Casey notes that this bottle was presented to General Doolittle on his sixtieth birthday by a representative of the Hennessy Cognac Company. “That evening was the first time ever the bottle was taken out of its original box and shown to the public and displayed,” he said.

“Gentlemen, I propose a toast,” Cole told the remaining Doolittle Raiders. “To the gentlemen we lost on the mission and those who have passed away since. Thank you very much and may they rest in peace,” then he sipped the cognac from an engraved silver goblet.

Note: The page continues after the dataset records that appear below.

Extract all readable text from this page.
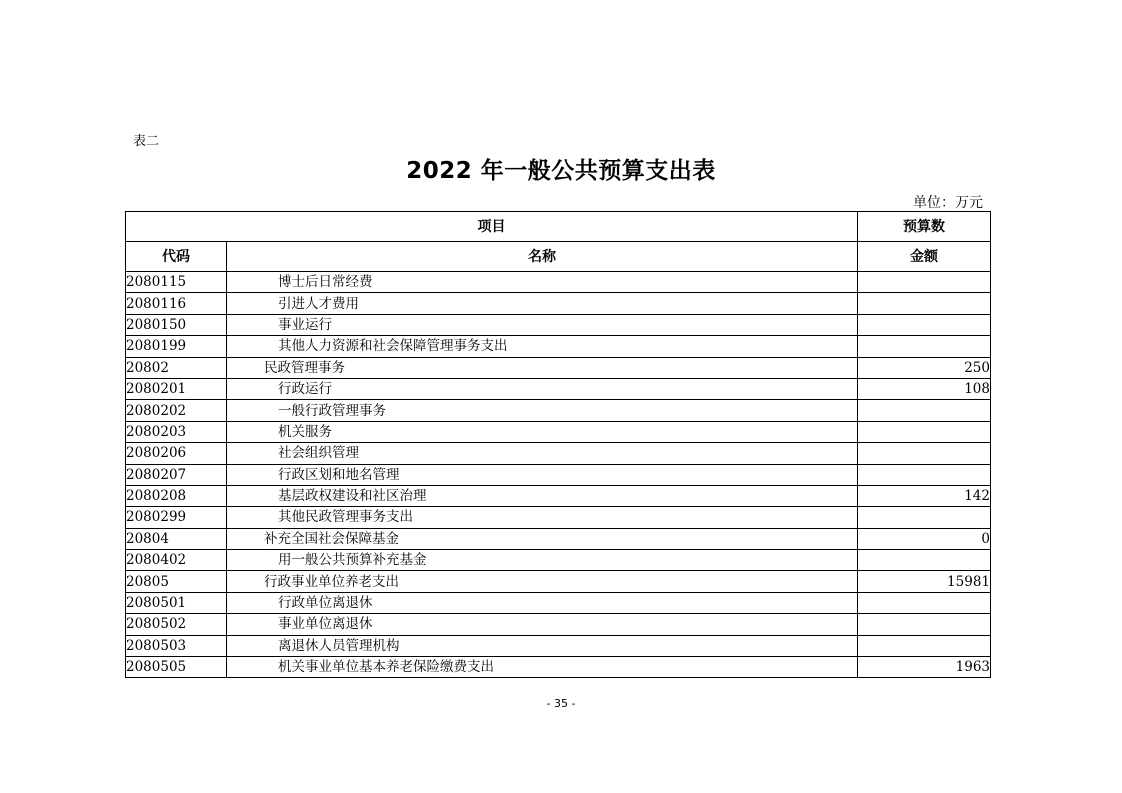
表二
2022 年一般公共预算支出表
单位：万元
项目		预算数
代码	名称	金额
2080115	博士后日常经费	
2080116	引进人才费用	
2080150	事业运行	
2080199	其他人力资源和社会保障管理事务支出	
20802	民政管理事务	250
2080201	行政运行	108
2080202	一般行政管理事务	
2080203	机关服务	
2080206	社会组织管理	
2080207	行政区划和地名管理	
2080208	基层政权建设和社区治理	142
2080299	其他民政管理事务支出	
20804	补充全国社会保障基金	0
2080402	用一般公共预算补充基金	
20805	行政事业单位养老支出	15981
2080501	行政单位离退休	
2080502	事业单位离退休	
2080503	离退休人员管理机构	
2080505	机关事业单位基本养老保险缴费支出	1963
- 35 -
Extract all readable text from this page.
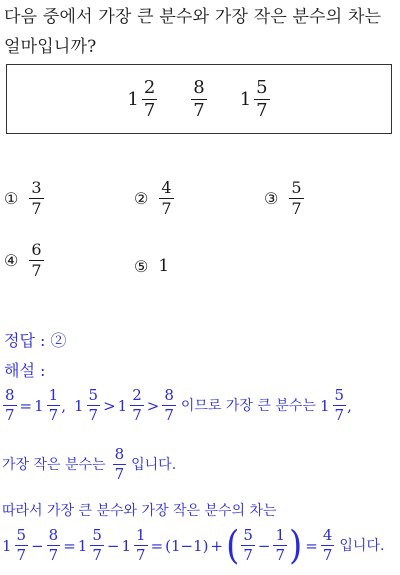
다음 중에서 가장 큰 분수와 가장 작은 분수의 차는
얼마입니까?
$1 \frac{2}{7} \frac{8}{7} 1 \frac{5}{7}$
① $\frac{3}{7}$	② $\frac{4}{7}$	③ $\frac{5}{7}$
④ $\frac{6}{7}$	⑤ 1
정답 : ②
해설 :
$\frac{8}{7} = 1 \frac{1}{7}$ , $1 \frac{5}{7} > 1 \frac{2}{7} > \frac{8}{7}$ 이므로 가장 큰 분수는 $1 \frac{5}{7}$ ,
가장 작은 분수는 $\frac{8}{7}$ 입니다.
따라서 가장 큰 분수와 가장 작은 분수의 차는
$1 \frac{5}{7} - \frac{8}{7} = 1 \frac{5}{7} - 1 \frac{1}{7} = (1-1)$ + ( $\frac{5}{7} - \frac{1}{7}$ ) = $\frac{4}{7}$ 입니다.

The 80 silver goblets in the ceremony were presented to the Raiders in 1959 by the city of Tucson, Ariz. The Raiders’ names were engraved twice, the second upside-down. During the ceremony, white-gloved cadets presented the personal goblets to the three survivors, while their long-time manager poured the 117 year old cognac into the into the participants’ goblets. Those of the deceased were turned upside-down.

The four remaining members of the Doolittle Raiders will continue to keep their heroic tales alive by personally sharing their experiences. When the last cup is turned upside down, it will be their oral histories, history books or documentaries that will give us an impersonal small glimpse of what it took to answer the call to duty and to do that job well.